Hierarchical clustering of gene expression was carried out using 1 minus the Pearson sample correlation coefficient as the distance measure, which requires the variances of the expression values for each gene to be non-zero. This clusters correlated sets of expression values regardless of the absolute magnitude of the expression levels. The average linkage method was used to form the clusters.

Protein family classification

An all-against-all BLASTP (E-value cutoff of 1E-10) [49] similarity search was performed among predicted protein sequences of four completely sequenced Brassicaceae species, A. thaliana, A. lyrata, B. rapa and B. oleracea. The pairwise similarities generated by this analysis were parsed and stored in a matrix that served as input for clustering by the TRIBE-MCL approach [50]. The groups of homologous proteins were clustered using Markov cluster (MCL) algorithm at an inflation rate (I) of 3.0 and other default parameters. A χ2 test was performed to determine if significant expansion of gene families among the Brassicaceae species occurred. χ2 probability values were adjusted by Bonferroni correction and the post-hoc test was conducted only if the P-value after Bonferroni correction was <0.05.

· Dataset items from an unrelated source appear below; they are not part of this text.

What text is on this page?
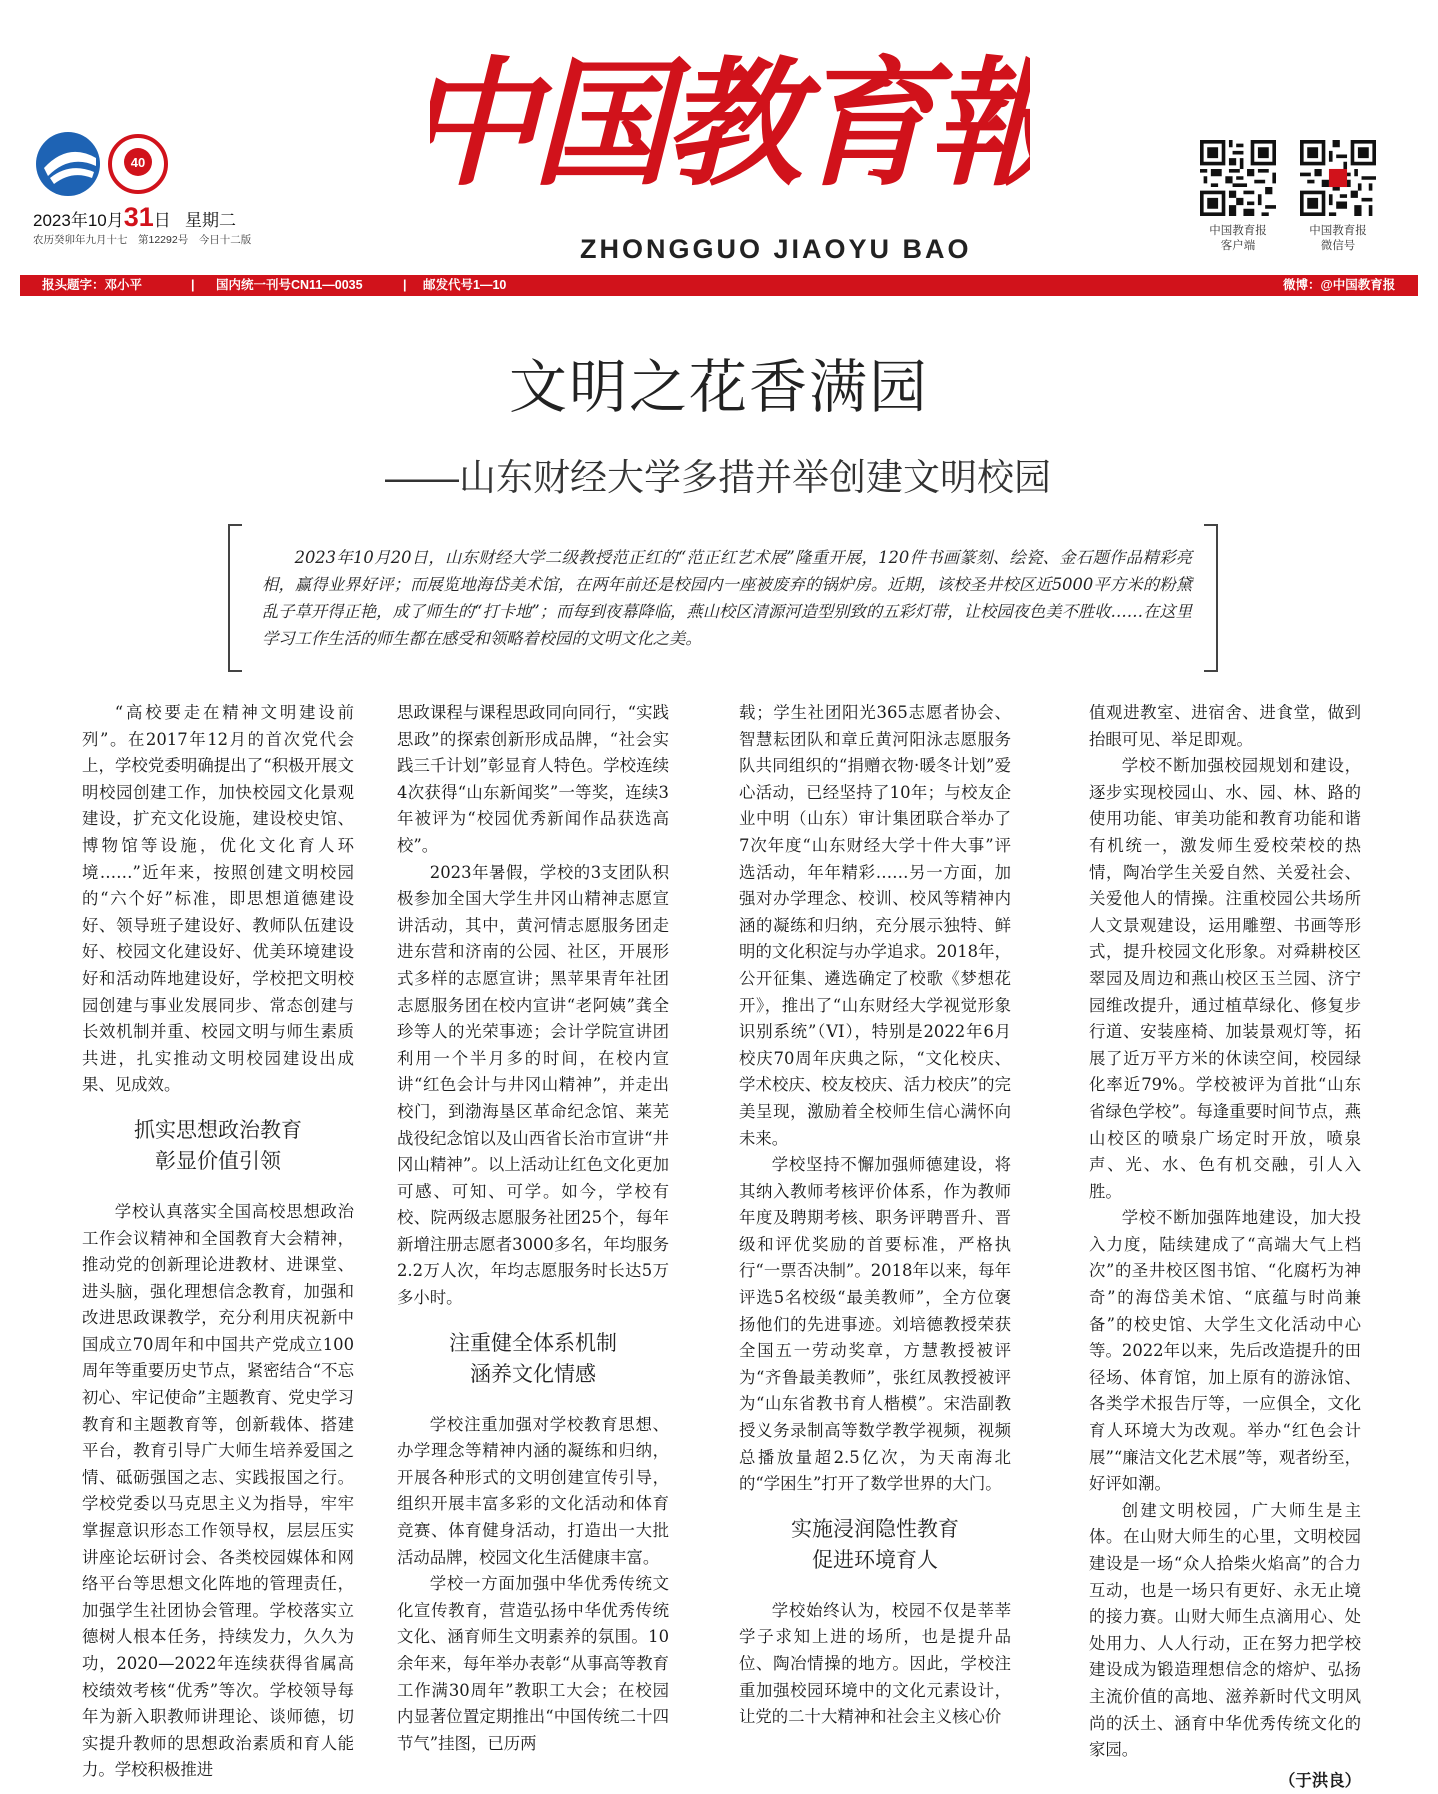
40 中国教育報
2023年10月31日 星期二
农历癸卯年九月十七　第12292号　今日十二版	ZHONGGUO JIAOYU BAO
中国教育报
客户端
中国教育报
微信号
报头题字：邓小平	| 国内统一刊号CN11—0035	| 邮发代号1—10	微博：@中国教育报
文明之花香满园
——山东财经大学多措并举创建文明校园
2023年10月20日，山东财经大学二级教授范正红的“范正红艺术展”隆重开展，120件书画篆刻、绘瓷、金石题作品精彩亮相，赢得业界好评；而展览地海岱美术馆，在两年前还是校园内一座被废弃的锅炉房。近期，该校圣井校区近5000平方米的粉黛乱子草开得正艳，成了师生的“打卡地”；而每到夜幕降临，燕山校区清源河造型别致的五彩灯带，让校园夜色美不胜收……在这里学习工作生活的师生都在感受和领略着校园的文明文化之美。

“高校要走在精神文明建设前列”。在2017年12月的首次党代会上，学校党委明确提出了“积极开展文明校园创建工作，加快校园文化景观建设，扩充文化设施，建设校史馆、博物馆等设施，优化文化育人环境……”近年来，按照创建文明校园的“六个好”标准，即思想道德建设好、领导班子建设好、教师队伍建设好、校园文化建设好、优美环境建设好和活动阵地建设好，学校把文明校园创建与事业发展同步、常态创建与长效机制并重、校园文明与师生素质共进，扎实推动文明校园建设出成果、见成效。

抓实思想政治教育
彰显价值引领

学校认真落实全国高校思想政治工作会议精神和全国教育大会精神，推动党的创新理论进教材、进课堂、进头脑，强化理想信念教育，加强和改进思政课教学，充分利用庆祝新中国成立70周年和中国共产党成立100周年等重要历史节点，紧密结合“不忘初心、牢记使命”主题教育、党史学习教育和主题教育等，创新载体、搭建平台，教育引导广大师生培养爱国之情、砥砺强国之志、实践报国之行。学校党委以马克思主义为指导，牢牢掌握意识形态工作领导权，层层压实讲座论坛研讨会、各类校园媒体和网络平台等思想文化阵地的管理责任，加强学生社团协会管理。学校落实立德树人根本任务，持续发力，久久为功，2020—2022年连续获得省属高校绩效考核“优秀”等次。学校领导每年为新入职教师讲理论、谈师德，切实提升教师的思想政治素质和育人能力。学校积极推进

思政课程与课程思政同向同行，“实践思政”的探索创新形成品牌，“社会实践三千计划”彰显育人特色。学校连续4次获得“山东新闻奖”一等奖，连续3年被评为“校园优秀新闻作品获选高校”。

2023年暑假，学校的3支团队积极参加全国大学生井冈山精神志愿宣讲活动，其中，黄河情志愿服务团走进东营和济南的公园、社区，开展形式多样的志愿宣讲；黑苹果青年社团志愿服务团在校内宣讲“老阿姨”龚全珍等人的光荣事迹；会计学院宣讲团利用一个半月多的时间，在校内宣讲“红色会计与井冈山精神”，并走出校门，到渤海垦区革命纪念馆、莱芜战役纪念馆以及山西省长治市宣讲“井冈山精神”。以上活动让红色文化更加可感、可知、可学。如今，学校有校、院两级志愿服务社团25个，每年新增注册志愿者3000多名，年均服务2.2万人次，年均志愿服务时长达5万多小时。

注重健全体系机制
涵养文化情感

学校注重加强对学校教育思想、办学理念等精神内涵的凝练和归纳，开展各种形式的文明创建宣传引导，组织开展丰富多彩的文化活动和体育竞赛、体育健身活动，打造出一大批活动品牌，校园文化生活健康丰富。

学校一方面加强中华优秀传统文化宣传教育，营造弘扬中华优秀传统文化、涵育师生文明素养的氛围。10余年来，每年举办表彰“从事高等教育工作满30周年”教职工大会；在校园内显著位置定期推出“中国传统二十四节气”挂图，已历两

载；学生社团阳光365志愿者协会、智慧耘团队和章丘黄河阳泳志愿服务队共同组织的“捐赠衣物·暖冬计划”爱心活动，已经坚持了10年；与校友企业中明（山东）审计集团联合举办了7次年度“山东财经大学十件大事”评选活动，年年精彩……另一方面，加强对办学理念、校训、校风等精神内涵的凝练和归纳，充分展示独特、鲜明的文化积淀与办学追求。2018年，公开征集、遴选确定了校歌《梦想花开》，推出了“山东财经大学视觉形象识别系统”（VI），特别是2022年6月校庆70周年庆典之际，“文化校庆、学术校庆、校友校庆、活力校庆”的完美呈现，激励着全校师生信心满怀向未来。

学校坚持不懈加强师德建设，将其纳入教师考核评价体系，作为教师年度及聘期考核、职务评聘晋升、晋级和评优奖励的首要标准，严格执行“一票否决制”。2018年以来，每年评选5名校级“最美教师”，全方位褒扬他们的先进事迹。刘培德教授荣获全国五一劳动奖章，方慧教授被评为“齐鲁最美教师”，张红凤教授被评为“山东省教书育人楷模”。宋浩副教授义务录制高等数学教学视频，视频总播放量超2.5亿次，为天南海北的“学困生”打开了数学世界的大门。

实施浸润隐性教育
促进环境育人

学校始终认为，校园不仅是莘莘学子求知上进的场所，也是提升品位、陶冶情操的地方。因此，学校注重加强校园环境中的文化元素设计，让党的二十大精神和社会主义核心价

值观进教室、进宿舍、进食堂，做到抬眼可见、举足即观。

学校不断加强校园规划和建设，逐步实现校园山、水、园、林、路的使用功能、审美功能和教育功能和谐有机统一，激发师生爱校荣校的热情，陶冶学生关爱自然、关爱社会、关爱他人的情操。注重校园公共场所人文景观建设，运用雕塑、书画等形式，提升校园文化形象。对舜耕校区翠园及周边和燕山校区玉兰园、济宁园维改提升，通过植草绿化、修复步行道、安装座椅、加装景观灯等，拓展了近万平方米的休读空间，校园绿化率近79%。学校被评为首批“山东省绿色学校”。每逢重要时间节点，燕山校区的喷泉广场定时开放，喷泉声、光、水、色有机交融，引人入胜。

学校不断加强阵地建设，加大投入力度，陆续建成了“高端大气上档次”的圣井校区图书馆、“化腐朽为神奇”的海岱美术馆、“底蕴与时尚兼备”的校史馆、大学生文化活动中心等。2022年以来，先后改造提升的田径场、体育馆，加上原有的游泳馆、各类学术报告厅等，一应俱全，文化育人环境大为改观。举办“红色会计展”“廉洁文化艺术展”等，观者纷至，好评如潮。

创建文明校园，广大师生是主体。在山财大师生的心里，文明校园建设是一场“众人拾柴火焰高”的合力互动，也是一场只有更好、永无止境的接力赛。山财大师生点滴用心、处处用力、人人行动，正在努力把学校建设成为锻造理想信念的熔炉、弘扬主流价值的高地、滋养新时代文明风尚的沃土、涵育中华优秀传统文化的家园。

（于洪良）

Single base resolution methylome sequencing

Genomic DNA was isolated from B. oleracea TO1000 nuclei prepared according to the method found in Zhang et al. [51] from leaf tissue as above. TO1000 genomic DNA (5 μg), along with 0.5% w/w of unmethylated lambda DNA (Promega, Madison, WI, US) included to assess bisulfite conversion efficiency, was sheared using the Diagenode Bioruptor Plus to produce an average fragment size of 300 bp. Library construction was performed using the Illumina Paired-End Sample Prep Kit and QIAGEN PCR Purification kits according to the Illumina Whole-genome Bisulfite Sequencing for Methylation Analysis protocol. Methylated adapters from the Illumina TruSeq DNA Sample Prep Kit v2 were substituted for the unmethylated adapters within the Illumina Paired-End Sample Prep Kit. Ligation products equivalent to 450 bp were purified using the BluePippin DNA size selection system (Sage Science). Bisulfite conversion of this DNA was performed using the QIAGEN EpiTect Bisulfite kit. The libraries were quantified using a BioAnalyzer (Agilent) and KAPA library quantification kit for Illumina (KAPA Biosystems), and sequenced from both ends (paired-end) for 100 cycles on either an Illumina HiSeq 2000 or Illumina HiScanSQ.

BSMAP (v2.74) and an associated python script ( [52] were used to analyze cytosine methylation ratios. All reads were trimmed for quality and adapter sequence, potential PCR duplicates were removed and only those reads mapping uniquely to the genome were retained. Sequencing of cytosines in lambda DNA included in each library provided an error rate for non-conversion; this rate was used in a custom Perl script to identify methylated cytosines using the binomial probability distribution at a false discovery rate of <5% (Additional file 4).

Perl was used for text manipulation to assign pseudochromosome coordinates to gene features, 5′ promoter, 5′ UTR, gene, exon, intron, 3′ UTR and 3′ regions, and incorporate these annotations in a custom .gff file. A combination of Perl and R was used to perform statistical analyses on these data. Graphics summarizing the observed statistical relationships were developed using ggplot2, RGL and corrgram in R [47]. All relevant Perl and R scripts are open source and freely available upon request.

Accession numbers

All the raw data used in the assembly of the genome, the RNASeq data used in the expression analysis, and the bisulfite sequence data have been deposited at DDBJ/EMBL/GenBank short read archives under accession numbers SRP040796, SRS586190, SRS586272, SRS586273. The whole genome shotgun project has been deposited at DDBJ/EMBL/GenBank under the accession JJMF00000000. The version described in this paper is version JJMF01000000.